One consequence is that it behooves TAJS authors to research the history of the writings they refer to in order to develop and cultivate their own historical conscience. The semiotic underpinning is that to quote an author is to refer to that historical author’s own symbolical creation and to affirm that origination as of greater semiosic significance than its reproduction or rendition by subsequent editors or translators. In so doing, historical authors retain responsibility for the quoted thought. Correct dating within citations is therefore an ethical as much as a logical act that envelops care with exactitude, due recognition, and indebtedness.
The practical application of this principle relies on the distinction between source works, tied to the lifetime of the text’s author, and access volumes, which may at times be the same as the source work. That distinction yields a reference style at once simple and compatible with the informational content demanded by all other styles, but with this advantage: the SSA Style uniquely establishes for any cited work an invariant reference base across all disciplines, in accord with semiotics’ own interdisciplinarity.
Thus, in SSA publications, the reference or source date for a work in relation to its author should, both ideally and on principle, be taken from within the lifetime of that author or source. Other dates may be important, for instance when the access volume is a translation or a particular edition. If the access volume is a translation or an edition from outside the source’s lifetime, that information—the access date for the work—will be given in the final list of References, but in every case the reference year is that of the source work. The complete “References” list, at the end of the article, otherwise follows standard form, arranged alphabetically by last name of authors; SSA Style requires that all last names be fully capitalized.

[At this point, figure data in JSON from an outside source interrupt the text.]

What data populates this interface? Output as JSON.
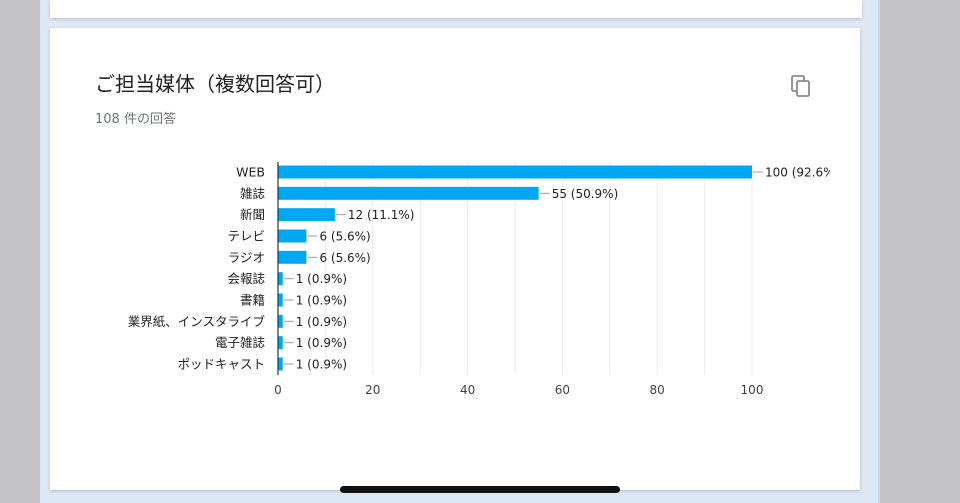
{
  "card": {
    "title": "ご担当媒体（複数回答可）",
    "response_count": "108 件の回答",
    "copy_icon": "copy-icon"
  },
  "colors": {
    "bar": "#00a8f3",
    "axis": "#333333",
    "grid": "#ebebeb",
    "leader": "#9e9e9e",
    "label": "#222222"
  },
  "chart_data": {
    "type": "bar",
    "orientation": "horizontal",
    "categories": [
      "WEB",
      "雑誌",
      "新聞",
      "テレビ",
      "ラジオ",
      "会報誌",
      "書籍",
      "業界紙、インスタライブ",
      "電子雑誌",
      "ポッドキャスト"
    ],
    "values": [
      100,
      55,
      12,
      6,
      6,
      1,
      1,
      1,
      1,
      1
    ],
    "data_labels": [
      "100 (92.6%",
      "55 (50.9%)",
      "12 (11.1%)",
      "6 (5.6%)",
      "6 (5.6%)",
      "1 (0.9%)",
      "1 (0.9%)",
      "1 (0.9%)",
      "1 (0.9%)",
      "1 (0.9%)"
    ],
    "xlim": [
      0,
      100
    ],
    "xticks": [
      0,
      20,
      40,
      60,
      80,
      100
    ],
    "grid": true,
    "legend": "none"
  }
}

Manuscript submissions are expected to be submitted conscientiously prepared in accord with the historical layering principle and to be complete as far as the scholarly intent and state of the knowledge of a field allow. The full version of the Style Sheet is available in The American Journal of Semiotics 4.3–4 (1986), 193–215, and in the Semiotics 1984 Proceedings volume pp. 715–739. An abbreviated version is provided here.

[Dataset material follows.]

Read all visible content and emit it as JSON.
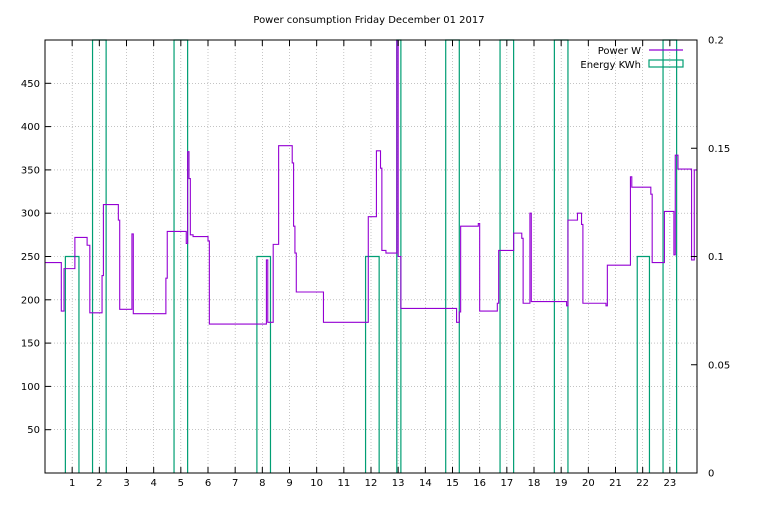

A second SSA Style requirement that opts for logic over custom concerns punctuation placement vis-à-vis quotation marks. Given that the purpose of quotation marks is to show what was actually said or written, the rule is that punctuation which is part of the source cited belongs inside quotation marks; otherwise punctuation is placed after the closing quotation mark.
* The SSA Style Sheet has been adopted by the University of St. Thomas Center for Thomistic Studies for its publications program and also for the preparation of undergraduate papers, graduate papers, and dissertations: see their PDF.